Die Champions League soll wieder im frei zu empfangbaren Fernsehen laufen: Das hört sich für die meisten Fußballfans gut an. Für Sky hingegen nicht, und so setzte der Pay-TV-Sender nach dem Free-TV-Vorstoß von Karl-Heinz Rummenigge zum Konter an - mit einer verbalen Ohrfeige für den Bayern-Boss.

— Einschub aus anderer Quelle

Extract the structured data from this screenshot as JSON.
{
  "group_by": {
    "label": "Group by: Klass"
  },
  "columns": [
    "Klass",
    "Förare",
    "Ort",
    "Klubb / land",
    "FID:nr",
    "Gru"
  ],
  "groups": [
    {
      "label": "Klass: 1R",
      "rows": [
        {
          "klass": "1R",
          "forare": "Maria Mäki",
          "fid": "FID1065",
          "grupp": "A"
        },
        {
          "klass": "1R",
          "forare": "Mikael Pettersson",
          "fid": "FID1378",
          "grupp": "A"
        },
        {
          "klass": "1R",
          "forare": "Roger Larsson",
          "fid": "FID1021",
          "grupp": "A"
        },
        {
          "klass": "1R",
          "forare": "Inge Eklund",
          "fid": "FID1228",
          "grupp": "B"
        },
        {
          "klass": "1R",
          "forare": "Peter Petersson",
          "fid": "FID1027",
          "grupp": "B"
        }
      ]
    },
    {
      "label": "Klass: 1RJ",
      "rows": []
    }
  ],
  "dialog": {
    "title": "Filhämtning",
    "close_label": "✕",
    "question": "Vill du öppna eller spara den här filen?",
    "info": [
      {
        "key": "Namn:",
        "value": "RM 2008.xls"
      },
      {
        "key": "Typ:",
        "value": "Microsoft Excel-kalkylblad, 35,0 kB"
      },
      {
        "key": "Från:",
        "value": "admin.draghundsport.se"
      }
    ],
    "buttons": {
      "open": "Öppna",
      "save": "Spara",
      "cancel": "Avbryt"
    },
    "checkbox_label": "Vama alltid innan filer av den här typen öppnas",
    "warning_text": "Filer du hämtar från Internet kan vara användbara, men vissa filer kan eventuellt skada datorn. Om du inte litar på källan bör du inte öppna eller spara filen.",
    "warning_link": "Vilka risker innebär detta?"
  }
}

Rummenigge muss Kritik einstecken SN/APA (dpa)/Lino Mirgeler
Rummenigge muss Kritik einstecken

Der Bezahl-Sender wies Rummenigges Forderung nach Live-Übertragungen des wichtigsten Europacups im Free-TV deutlich zurück. Er machte den FC Bayern sogar verantwortlich für die derzeitige Situation. Sky-Manager Jacques Raynaud sagte den Zeitungen "Die Welt" und "Bild" in ungewohnter Schärfe: "Die jeweiligen Rechteinhaber sind verantwortlich für die Ausschreibung und die angebotenen Pakete. Die Ausschreibung der UEFA war - auf starken Druck der Spitzenklubs - eindeutig: Das meiste Geld gewinnt - ohne Wenn und Aber. Sky das Ergebnis jetzt vorzuwerfen und die Voraussetzungen dafür selbst geschaffen zu haben, ist abwegig."

Auch für Sky kam der Rummenigge-Vorstoß wohl überraschend. Vor allem, weil der FC Bayern sowohl bei den TV-Geld-Ausschüttungen der DFL als auch der Europäischen Fußball-Union (UEFA) mehr kassiert als jeder andere Bundesligist - und das mit Abstand meiste Geld kommt aus dem Bezahlbereich, vor allem von Sky. Das Medienunternehmen zahlt schätzungsweise mehr als Milliarde Euro pro Saison für Fußball-Rechte.

Rummenigge hatte zuvor kritisiert, dass die Champions League in Deutschland - wie auch in Österreich - nur noch gegen zusätzliche Bezahlung zu sehen ist. Er hatte gefordert: "Wir müssen bei der UEFA alles in die Waagschale legen, damit in Deutschland ab der nächsten Rechteperiode wieder mindestens ein Livespiel, idealerweise ein Topspiel, im Free-TV zu sehen ist." Sogar Hans-Joachim Watzke stimmt dem Konkurrenten aus München zu. "Ich finde die Anregung von Rummenigge durchaus sinnvoll", sagte der BVB-Chef der "Bild". Laut aktuellem Vertrag ist die Champions League in Deutschland und Österreich bis 2021 auf Sky und dem ebenfalls kostenpflichtigen Internet-Anbieter DAZN zu sehen.